Même si les spéculations sur un possible remaniement ministériel en juin ont commencé, Philippe Couillard ne donne aucun indice sur ses intentions.

Comment faire du neuf avec de l'usagé?

CHRONIQUE / Si Philippe Couillard nous a surpris dans le passé, c'est par son imprévisibilité. Ce premier ministre ne gouverne pas selon les règles habituelles du petit manuel.
Normalement, un premier ministre passe son monde au confessionnal à l'approche d'une fin de mandat. Il a besoin de savoir qui sera candidat la prochaine fois, et quelles circonscriptions seront disponibles pour recruter de nouveaux talents. À plus court terme, M. Couillard a également besoin de ces informations pour la formation de son Conseil des ministres qui fera la campagne électorale.
Mais contrairement à ce que l'on pourrait penser, le bureau de M. Couillard ne semble pas très pressé. Même si les spéculations sur un possible remaniement en juin ont commencé, M. Couillard ne donne aucun indice sur ses intentions. Selon trois interlocuteurs différents interrogés au cours des derniers jours, le premier ministre pourrait attendre à la fin de l'été et même en janvier prochain pour présenter son équipe électorale. «À quoi sert de remanier en juin et d'envoyer les mécontents grogner dans leurs comtés tout l'été?» m'a-t-on confié. La sortie du député de Chomedey, Guy Ouellette, en fin de semaine, a illustré les dangers de décisions prématurées. M. Ouellette a dit subir des pressions de la part des autorités du parti qui tentent de le pousser vers la sortie. Il a soutenu que d'autres députés ont fait l'objet des mêmes pressions.

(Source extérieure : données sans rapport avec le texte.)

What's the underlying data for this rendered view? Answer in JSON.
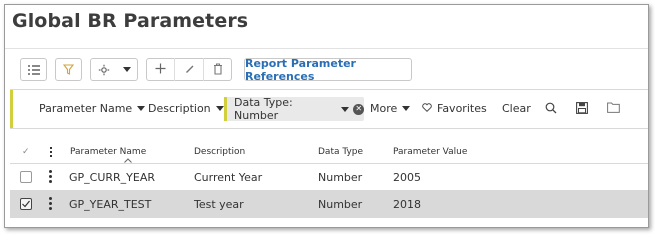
{
  "page": {
    "title": "Global BR Parameters"
  },
  "toolbar": {
    "report_button_label": "Report Parameter References",
    "icons": [
      "list-icon",
      "filter-icon",
      "settings-dropdown-icon",
      "add-icon",
      "edit-icon",
      "delete-icon"
    ]
  },
  "filter_bar": {
    "parameter_name_label": "Parameter Name",
    "description_label": "Description",
    "data_type_chip": "Data Type: Number",
    "more_label": "More",
    "favorites_label": "Favorites",
    "clear_label": "Clear",
    "accent_color": "#d2cf3c"
  },
  "grid": {
    "columns": {
      "parameter_name": "Parameter Name",
      "description": "Description",
      "data_type": "Data Type",
      "parameter_value": "Parameter Value"
    },
    "rows": [
      {
        "parameter_name": "GP_CURR_YEAR",
        "description": "Current Year",
        "data_type": "Number",
        "parameter_value": "2005",
        "selected": false
      },
      {
        "parameter_name": "GP_YEAR_TEST",
        "description": "Test year",
        "data_type": "Number",
        "parameter_value": "2018",
        "selected": true
      }
    ],
    "selected_row_color": "#d9d9d9"
  }
}
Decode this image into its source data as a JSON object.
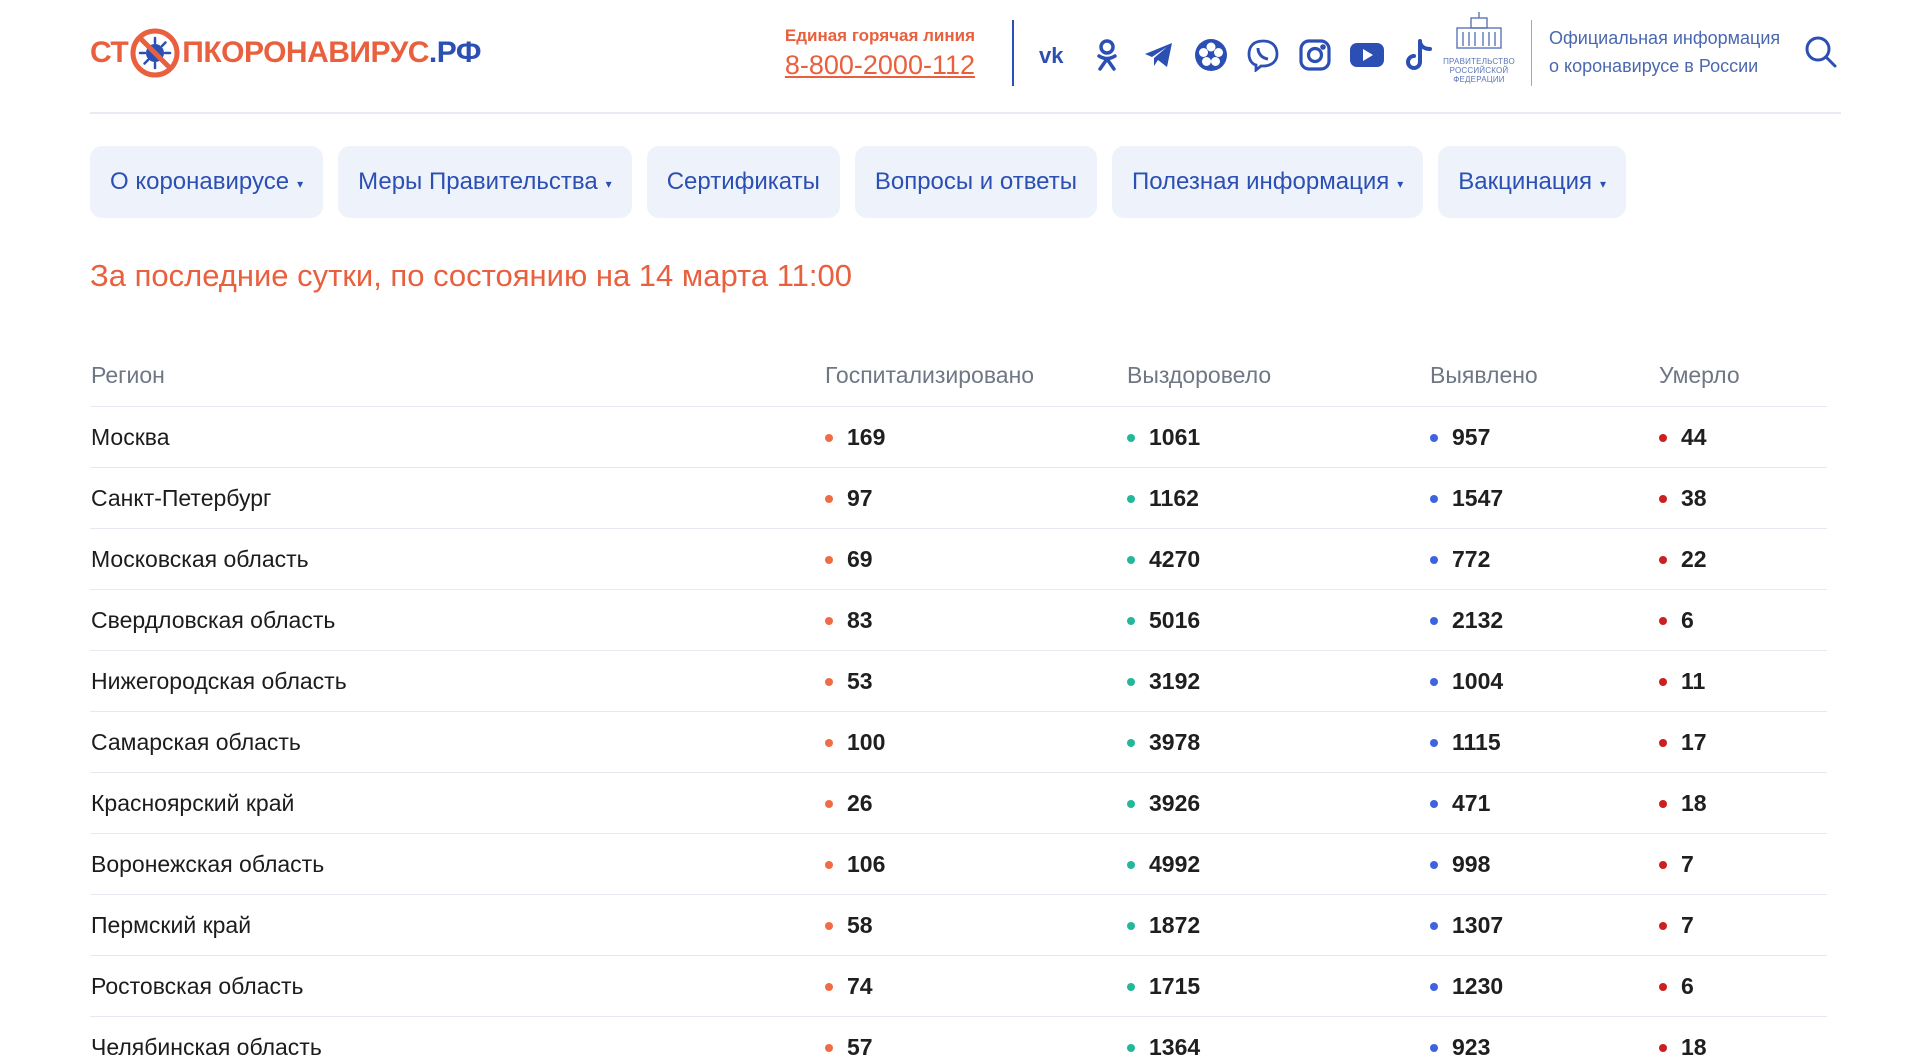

Le fait est que le premier ministre n'aura pas une grande marge de manoeuvre pour changer l'image de son gouvernement en vue des prochaines élections. Tous ses grands ministères sont déjà pris : Gaétan Barrette veut rester à la Santé, Sébastien Proulx est très apprécié à l'Éducation, Carlos Leitão est respecté aux Finances, Dominique Anglade vient d'arriver à l'Économie, et Pierre Moreau gère bien le Conseil du trésor dans l'attente d'un poste plus exigeant.
C'est donc sur des ministères moins visibles que M. Couillard pourra bouger. Non pas pour rajeunir son cabinet, mais pour ajuster le tir. Laurent Lessard ne pourra conserver à la fois les Transports et l'Agriculture. Les regards se tournent vers Pierre Arcand pour les Transports. Pierre Moreau a déjà manifesté un intérêt pour les Ressources naturelles dans le passé, mais il pourrait servir ailleurs compte tenu de ses compétences et de ses talents de communicateur. Stéphanie Vallée éprouve de sérieuses difficultés à la Justice et sera remplacée. Elle est ministre responsable de l'Outaouais, mais la pluie d'éloges internes à l'endroit de son collègue André Fortin de Pontiac laisse croire qu'il aura une promotion.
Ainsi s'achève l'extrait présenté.